La respuesta de Jesús merece una especial atención. Dice el texto lacónicamente que Jesús sintió lástima, se apiadó (en griego splanchistheis). Pero los manuscritos más antiguos usan el verbo orgistheis, que significa “se encolerizó”. Un Jesús lleno de enojo parece que provocaba la extrañeza y el escándalo de los copistas, que debieron decidir suavizar la expresión, usando un verbo más acorde con la imagen que todos tenemos de Jesús: compasivo y lleno de amor. Sin embargo, hay razones para pensar que el texto original de Marcos contenía esta última (y escandalosa) expresión. En primer lugar, porque es un criterio común de la exégesis que se debe preferir la lectura más difícil: los copistas son tentados a “mejorar” un manuscrito cambiando una lectura difícil por una más fácil, pero no al revés. En este caso, los copistas serían tentados a cambiar el enojo de Jesús por compasión, que es más fácil de entender. Y, en segundo lugar, avala esa hipótesis el hecho de que Mateo (8:1-4) y Lucas (5:12-16), que siguen a Marcos en este pasaje, omiten cualquier referencia a los sentimientos de Jesús (ni la compasión ni el enojo), lo que indica que también ellos debieron sentirse embarazados ante esa reacción de cólera, y la silencian (lo que no hubieran hecho, probablemente, de tratarse de una reacción de compasión).

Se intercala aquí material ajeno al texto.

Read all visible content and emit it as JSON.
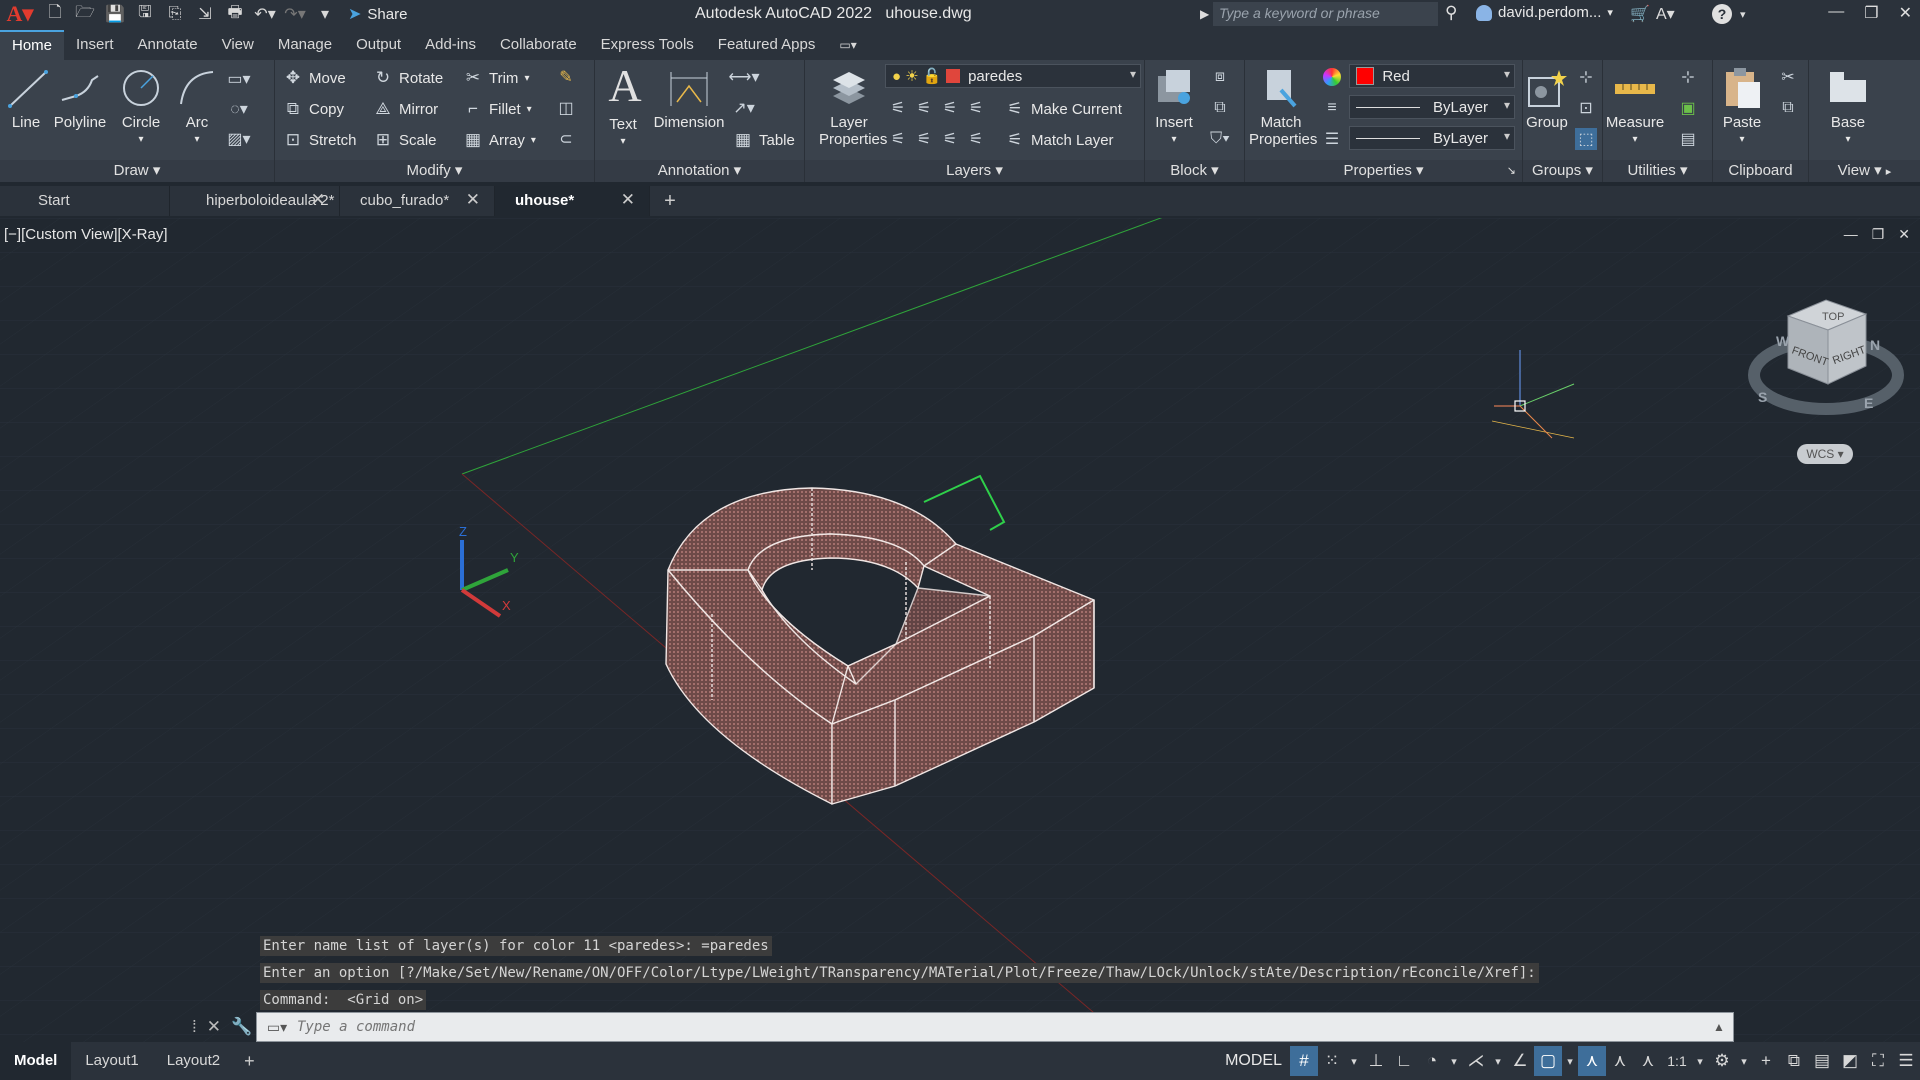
{
  "app": {
    "title": "Autodesk AutoCAD 2022",
    "file": "uhouse.dwg",
    "share_label": "Share",
    "search_placeholder": "Type a keyword or phrase",
    "user_name": "david.perdom...",
    "help": "?"
  },
  "ribbon_tabs": [
    "Home",
    "Insert",
    "Annotate",
    "View",
    "Manage",
    "Output",
    "Add-ins",
    "Collaborate",
    "Express Tools",
    "Featured Apps"
  ],
  "draw": {
    "title": "Draw",
    "line": "Line",
    "polyline": "Polyline",
    "circle": "Circle",
    "arc": "Arc"
  },
  "modify": {
    "title": "Modify",
    "move": "Move",
    "rotate": "Rotate",
    "trim": "Trim",
    "copy": "Copy",
    "mirror": "Mirror",
    "fillet": "Fillet",
    "stretch": "Stretch",
    "scale": "Scale",
    "array": "Array"
  },
  "annotation": {
    "title": "Annotation",
    "text": "Text",
    "dimension": "Dimension",
    "table": "Table"
  },
  "layers": {
    "title": "Layers",
    "layer_properties_1": "Layer",
    "layer_properties_2": "Properties",
    "current_layer": "paredes",
    "make_current": "Make Current",
    "match_layer": "Match Layer"
  },
  "block": {
    "title": "Block",
    "insert": "Insert"
  },
  "properties": {
    "title": "Properties",
    "match_1": "Match",
    "match_2": "Properties",
    "color": "Red",
    "linetype": "ByLayer",
    "lineweight": "ByLayer"
  },
  "groups": {
    "title": "Groups",
    "group": "Group"
  },
  "utilities": {
    "title": "Utilities",
    "measure": "Measure"
  },
  "clipboard": {
    "title": "Clipboard",
    "paste": "Paste"
  },
  "view": {
    "title": "View",
    "base": "Base"
  },
  "file_tabs": [
    "Start",
    "hiperboloideaula 2*",
    "cubo_furado*",
    "uhouse*"
  ],
  "viewport": {
    "label": "[−][Custom View][X-Ray]",
    "wcs": "WCS",
    "axis_x": "X",
    "axis_y": "Y",
    "axis_z": "Z"
  },
  "viewcube": {
    "top": "TOP",
    "front": "FRONT",
    "right": "RIGHT",
    "n": "N",
    "s": "S",
    "e": "E",
    "w": "W"
  },
  "command_history": [
    "Enter name list of layer(s) for color 11 <paredes>: =paredes",
    "Enter an option [?/Make/Set/New/Rename/ON/OFF/Color/Ltype/LWeight/TRansparency/MATerial/Plot/Freeze/Thaw/LOck/Unlock/stAte/Description/rEconcile/Xref]:",
    "Command:  <Grid on>"
  ],
  "command_placeholder": "Type a command",
  "layout_tabs": [
    "Model",
    "Layout1",
    "Layout2"
  ],
  "status": {
    "model": "MODEL",
    "scale": "1:1"
  },
  "colors": {
    "accent": "#4aa3df",
    "object": "#c98a85",
    "layer_swatch": "#e0463c",
    "color_red": "#ff0000"
  }
}
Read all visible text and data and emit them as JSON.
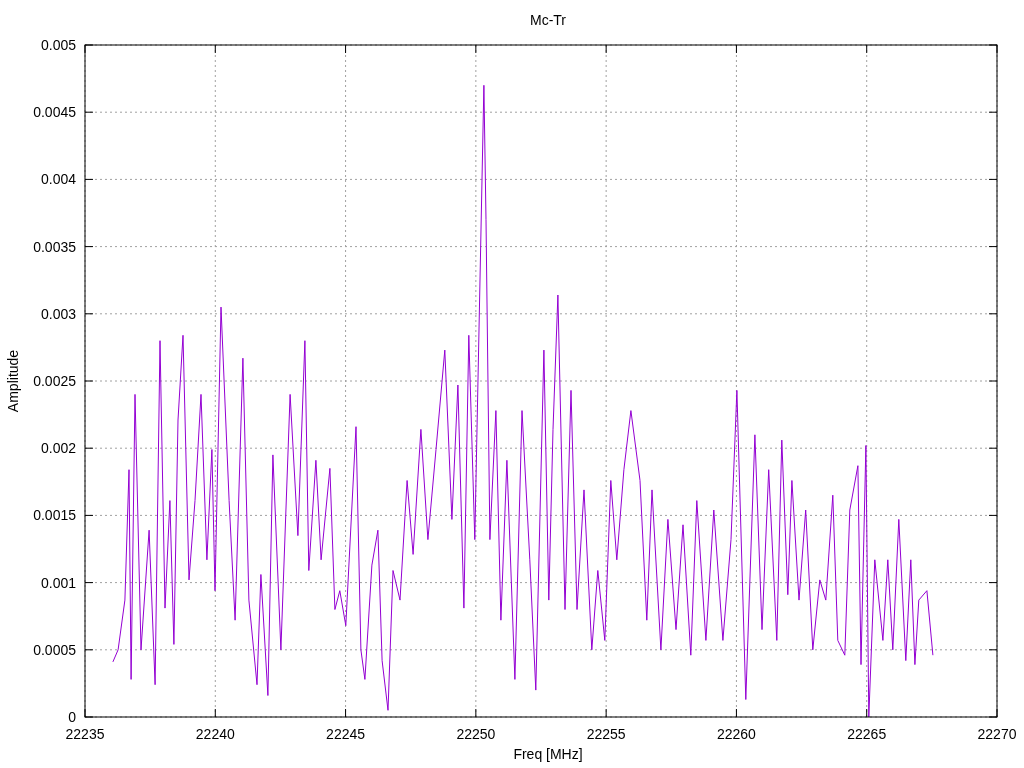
{
  "chart_data": {
    "type": "line",
    "title": "Mc-Tr",
    "xlabel": "Freq [MHz]",
    "ylabel": "Amplitude",
    "grid": true,
    "xlim": [
      22235,
      22270
    ],
    "ylim": [
      0,
      0.005
    ],
    "xticks": [
      22235,
      22240,
      22245,
      22250,
      22255,
      22260,
      22265,
      22270
    ],
    "yticks": [
      0,
      0.0005,
      0.001,
      0.0015,
      0.002,
      0.0025,
      0.003,
      0.0035,
      0.004,
      0.0045,
      0.005
    ],
    "x": [
      22236.07,
      22236.27,
      22236.53,
      22236.69,
      22236.77,
      22236.92,
      22237.15,
      22237.46,
      22237.69,
      22237.88,
      22238.07,
      22238.26,
      22238.41,
      22238.57,
      22238.76,
      22238.99,
      22239.22,
      22239.45,
      22239.68,
      22239.87,
      22239.99,
      22240.22,
      22240.53,
      22240.76,
      22241.06,
      22241.29,
      22241.6,
      22241.75,
      22242.02,
      22242.21,
      22242.52,
      22242.87,
      22243.17,
      22243.44,
      22243.59,
      22243.86,
      22244.06,
      22244.4,
      22244.59,
      22244.78,
      22245.01,
      22245.4,
      22245.59,
      22245.74,
      22246.01,
      22246.24,
      22246.4,
      22246.63,
      22246.82,
      22247.09,
      22247.36,
      22247.59,
      22247.89,
      22248.16,
      22248.47,
      22248.81,
      22249.08,
      22249.31,
      22249.54,
      22249.73,
      22249.96,
      22250.31,
      22250.39,
      22250.54,
      22250.77,
      22250.96,
      22251.19,
      22251.5,
      22251.77,
      22252.07,
      22252.3,
      22252.61,
      22252.8,
      22252.96,
      22253.15,
      22253.42,
      22253.65,
      22253.88,
      22254.15,
      22254.45,
      22254.68,
      22254.95,
      22255.18,
      22255.41,
      22255.68,
      22255.95,
      22256.3,
      22256.56,
      22256.76,
      22257.1,
      22257.37,
      22257.68,
      22257.95,
      22258.25,
      22258.48,
      22258.83,
      22259.13,
      22259.48,
      22259.79,
      22260.02,
      22260.36,
      22260.71,
      22260.98,
      22261.24,
      22261.55,
      22261.74,
      22261.97,
      22262.13,
      22262.4,
      22262.66,
      22262.93,
      22263.2,
      22263.43,
      22263.7,
      22263.89,
      22264.16,
      22264.35,
      22264.66,
      22264.78,
      22264.97,
      22265.08,
      22265.31,
      22265.62,
      22265.81,
      22266,
      22266.23,
      22266.5,
      22266.69,
      22266.85,
      22267,
      22267.31,
      22267.54
    ],
    "series": [
      {
        "color": "#9400d3",
        "values": [
          0.00041,
          0.0005,
          0.00087,
          0.00184,
          0.00028,
          0.0024,
          0.0005,
          0.00139,
          0.00024,
          0.0028,
          0.00081,
          0.00161,
          0.00054,
          0.00221,
          0.00284,
          0.00102,
          0.00161,
          0.0024,
          0.00117,
          0.00199,
          0.00094,
          0.00305,
          0.00161,
          0.00072,
          0.00267,
          0.00087,
          0.00024,
          0.00106,
          0.00016,
          0.00195,
          0.0005,
          0.0024,
          0.00135,
          0.0028,
          0.00109,
          0.00191,
          0.00117,
          0.00185,
          0.0008,
          0.00094,
          0.00068,
          0.00216,
          0.0005,
          0.00028,
          0.00113,
          0.00139,
          0.00042,
          5e-05,
          0.00109,
          0.00087,
          0.00176,
          0.00121,
          0.00214,
          0.00132,
          0.00199,
          0.00273,
          0.00147,
          0.00247,
          0.00081,
          0.00284,
          0.00132,
          0.0047,
          0.0037,
          0.00132,
          0.00228,
          0.00072,
          0.00191,
          0.00028,
          0.00228,
          0.00117,
          0.0002,
          0.00273,
          0.00087,
          0.00214,
          0.00314,
          0.0008,
          0.00243,
          0.0008,
          0.00169,
          0.0005,
          0.00109,
          0.00057,
          0.00176,
          0.00117,
          0.00184,
          0.00228,
          0.00176,
          0.00072,
          0.00169,
          0.0005,
          0.00147,
          0.00065,
          0.00143,
          0.00046,
          0.00161,
          0.00057,
          0.00154,
          0.00057,
          0.00132,
          0.00243,
          0.00013,
          0.0021,
          0.00065,
          0.00184,
          0.00057,
          0.00206,
          0.00091,
          0.00176,
          0.00087,
          0.00154,
          0.0005,
          0.00102,
          0.00087,
          0.00165,
          0.00057,
          0.00046,
          0.00154,
          0.00187,
          0.00039,
          0.00202,
          0,
          0.00117,
          0.00057,
          0.00117,
          0.0005,
          0.00147,
          0.00042,
          0.00117,
          0.00039,
          0.00087,
          0.00094,
          0.00046
        ]
      }
    ]
  }
}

La pregunta es: ¿Por qué se enoja Jesús? No parece que pueda ser porque el leproso ha infringido la norma de los cincuenta pasos, ni siquiera porque él, como muchos otros, repara sólo en la curación física descuidando la dimensión espiritual (de hecho, recordemos que el leproso pidió ser purificado, con una clara connotación religiosa). Y es aquí, probablemente, donde se encuentra la clave del enfado de Jesús: creer que la lepra está producida por Dios como castigo por los pecados ofende la imagen del Dios Padre, lleno de amor incondicional, que constituye el centro de la experiencia y de la enseñanza de Jesús. Es decir, Jesús desliga la enfermedad física de la impureza ritual. Y para mostrarlo, no se limita a curar al leproso con su palabra (como hace en otras ocasiones: cf. Lc 17, 11-19), sino que diciendo “quiero”, lo tocó. Si en al antigua mentalidad tocar a un leproso implicaba incurrir en impureza, Jesús, al tocar al enfermo, está diciendo que no es Dios el que provoca la lepra, sino que de Él viene la curación del cuerpo, y también del alma. Jesús, que en otro lugar (Mc 7, 14-23) afirma que no es lo que procede de fuera lo que hace al hombre impuro, refiriéndose a los alimentos, nos dice ahora que tampoco la enfermedad es causa de impureza. Jesús, tocando al leproso, le “contagia” la gracia, la acción benéfica y curativa de Dios, la salvación.
Y no acaba aquí el enfado de Jesús. Tras la curación del leproso lo despide y le advierte severamente que no diga nada a nadie y que vaya al sacerdote ha hacer la ofrenda que mandó Moisés, y añade, “en testimonio contra ellos”. Los verbos usados para despedir al recién curado, para advertirle severamente y para la ofrenda (en testimonio contra ellos) hablan también de un estado emocional colérico. Y es que no es el leproso el objeto del enfado, sino aquellos que propagan esa falsa idea de un Dios castigador con enfermedades terribles supuestos pecados (que, probablemente, los que padecían esas enfermedades no habían cometido más que cualquier otro). Y los sacerdotes, escribas y fariseos, como maestros del pueblo, entraban en esa categoría.
En síntesis, el enfado de Jesús es un arrebato de celo por su Padre, del que afirma sólo su amor y misericordia. Luego, los copistas que corrigieron el texto, no dejaban de tener parte de razón: el enojo de Jesús es perfectamente compatible con la lástima que le suscitó el leproso, y que expresa proféticamente tocándolo para curarlo.
Y el curado de la lepra, desobediente al mandato de Jesús, hace, sin embargo, lo que todos los creyentes en Jesús, curados de nuestras impurezas y perdonados de nuestros pecados, deberíamos hacer continuamente: divulgar “lo que el Señor ha hecho conmigo” (Sal 66, 16) con grandes ponderaciones, para que los que padecen lepras espirituales de cualquier tipo (y todos tenemos alguna) acudan a él de todas partes.